At this stage, the Landrail Point anchorage on the top northwest peak of Crooked Island would be an option; however, it would still be a beat into the wind to get there. When the winds dropped to 20 kts, which felt relatively calm, we sailed around Long Cay and up the west coast to the northern anchorage of Crooked Island (thank you, daggerboards!).
This anchorage has spectacular views of Bird Rock Lighthouse, crystal clear waters and white beaches, with an indigo blue ocean drop-off visible right behind the anchorage. Mark and Dustin trolled the drop-off and caught cero mackerel, which resulted in yummy fish & chips and sushi. There were nice spearfishing reefs nearby as well, so lobster and fish stayed on the menu.

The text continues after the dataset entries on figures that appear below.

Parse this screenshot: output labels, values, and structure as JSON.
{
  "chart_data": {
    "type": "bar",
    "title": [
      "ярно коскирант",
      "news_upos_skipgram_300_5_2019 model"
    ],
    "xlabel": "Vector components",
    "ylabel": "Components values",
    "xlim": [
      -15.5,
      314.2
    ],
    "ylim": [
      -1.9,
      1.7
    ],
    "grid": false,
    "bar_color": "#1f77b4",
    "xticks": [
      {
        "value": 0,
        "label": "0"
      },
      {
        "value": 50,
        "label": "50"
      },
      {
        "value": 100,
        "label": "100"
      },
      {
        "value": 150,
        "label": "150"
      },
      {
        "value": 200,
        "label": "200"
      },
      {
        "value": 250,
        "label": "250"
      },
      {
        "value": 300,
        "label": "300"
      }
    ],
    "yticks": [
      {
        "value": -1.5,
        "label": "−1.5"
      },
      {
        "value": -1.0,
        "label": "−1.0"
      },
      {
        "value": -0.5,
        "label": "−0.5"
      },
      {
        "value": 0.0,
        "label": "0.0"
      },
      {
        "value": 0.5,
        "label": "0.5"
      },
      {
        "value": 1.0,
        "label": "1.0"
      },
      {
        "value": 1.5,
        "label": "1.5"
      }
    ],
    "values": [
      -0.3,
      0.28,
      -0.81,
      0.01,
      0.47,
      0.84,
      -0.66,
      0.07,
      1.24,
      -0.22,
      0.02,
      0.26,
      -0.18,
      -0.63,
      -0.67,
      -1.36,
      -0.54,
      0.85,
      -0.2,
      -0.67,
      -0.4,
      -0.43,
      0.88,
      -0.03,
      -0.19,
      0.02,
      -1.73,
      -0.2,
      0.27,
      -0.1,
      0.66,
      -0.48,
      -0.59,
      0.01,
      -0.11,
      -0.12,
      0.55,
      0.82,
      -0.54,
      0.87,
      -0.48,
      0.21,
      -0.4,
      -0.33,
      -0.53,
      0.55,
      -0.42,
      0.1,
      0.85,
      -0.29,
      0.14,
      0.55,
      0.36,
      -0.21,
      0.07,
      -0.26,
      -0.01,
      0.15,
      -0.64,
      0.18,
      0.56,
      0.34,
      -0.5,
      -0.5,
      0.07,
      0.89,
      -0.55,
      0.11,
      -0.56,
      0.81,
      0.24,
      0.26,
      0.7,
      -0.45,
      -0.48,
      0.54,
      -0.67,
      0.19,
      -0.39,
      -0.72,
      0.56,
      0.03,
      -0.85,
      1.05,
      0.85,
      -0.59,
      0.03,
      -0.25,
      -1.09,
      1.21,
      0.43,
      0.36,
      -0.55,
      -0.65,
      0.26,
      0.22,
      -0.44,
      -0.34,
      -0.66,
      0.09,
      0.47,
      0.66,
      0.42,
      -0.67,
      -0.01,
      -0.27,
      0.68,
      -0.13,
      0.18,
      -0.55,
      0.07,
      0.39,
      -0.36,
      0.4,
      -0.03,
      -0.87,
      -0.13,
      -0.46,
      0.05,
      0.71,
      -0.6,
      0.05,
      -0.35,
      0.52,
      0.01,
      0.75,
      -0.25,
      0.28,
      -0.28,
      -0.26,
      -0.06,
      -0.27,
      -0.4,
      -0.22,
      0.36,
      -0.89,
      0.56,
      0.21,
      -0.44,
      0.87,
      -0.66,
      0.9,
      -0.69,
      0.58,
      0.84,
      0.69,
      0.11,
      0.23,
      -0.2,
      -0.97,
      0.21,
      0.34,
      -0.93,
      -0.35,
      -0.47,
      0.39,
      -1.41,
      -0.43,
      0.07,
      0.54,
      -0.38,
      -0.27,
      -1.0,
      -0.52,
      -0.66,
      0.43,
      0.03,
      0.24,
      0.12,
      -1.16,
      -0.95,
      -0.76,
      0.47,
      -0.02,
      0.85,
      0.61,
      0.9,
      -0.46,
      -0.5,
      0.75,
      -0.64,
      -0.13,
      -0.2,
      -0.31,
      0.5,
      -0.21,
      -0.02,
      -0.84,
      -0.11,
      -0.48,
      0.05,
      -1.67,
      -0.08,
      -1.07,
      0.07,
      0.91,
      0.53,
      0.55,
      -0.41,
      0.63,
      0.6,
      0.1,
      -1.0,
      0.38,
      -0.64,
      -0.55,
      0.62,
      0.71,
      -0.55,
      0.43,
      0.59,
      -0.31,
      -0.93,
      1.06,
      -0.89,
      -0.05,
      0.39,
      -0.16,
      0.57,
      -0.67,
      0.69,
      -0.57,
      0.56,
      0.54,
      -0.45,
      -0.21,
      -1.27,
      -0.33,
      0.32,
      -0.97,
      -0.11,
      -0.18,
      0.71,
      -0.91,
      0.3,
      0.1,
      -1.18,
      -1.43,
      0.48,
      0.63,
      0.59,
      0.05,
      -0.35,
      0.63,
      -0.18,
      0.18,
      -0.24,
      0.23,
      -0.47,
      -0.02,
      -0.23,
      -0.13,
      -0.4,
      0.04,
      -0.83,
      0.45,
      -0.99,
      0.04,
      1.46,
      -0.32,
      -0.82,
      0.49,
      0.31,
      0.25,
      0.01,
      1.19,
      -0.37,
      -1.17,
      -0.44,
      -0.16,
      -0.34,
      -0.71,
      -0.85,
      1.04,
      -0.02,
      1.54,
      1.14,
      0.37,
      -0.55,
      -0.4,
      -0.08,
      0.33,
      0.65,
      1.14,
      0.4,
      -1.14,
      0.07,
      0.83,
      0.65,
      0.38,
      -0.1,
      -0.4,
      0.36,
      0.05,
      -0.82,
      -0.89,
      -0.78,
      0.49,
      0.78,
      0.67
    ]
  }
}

When winds shifted more to the prevailing SE, Mark and I explored the Atwood harbor anchorage on the northeast side of Crooked Island.
The bay was gorgeous and there were more birds to be found. The water was noticeably greener than the west side due to many inland bays emptying out. A barrier reef had some interesting structure and areas of old reef to explore.
Eventually, we returned to meet Elpis and we had another weather event. A twister formed nearby, which we noticed as it flushed some birds onshore. It then turned into a low waterspout headed right for our anchored boats!
As we all quickly braced ourselves and stowed loose gear and canvas, Elpis took a hit in the cockpit as we watched helplessly. Their boat swung sharply as they got sprayed with water and blown around. They saw 30 kts at the masthead, but the wind was likely much more on the surface. All of their new canvas stayed onboard, so all was well after a few long seconds.
Before leaving the area, we treated ourselves to lunch at Gibson’s, where Willie made us feel right at home.
It was our first meal eating out in over a year.
After consuming so much fish lately, we each opted for the fried chicken and all tasted amazing.
After 3 weeks in the Crooked Acklins we set for departure in the prevailing SE winds. We survived the big blow and waterspout of 2021 and earned our T-shirts! It was a memorable and overdue visit here for us and an area to which we’ll definitely return.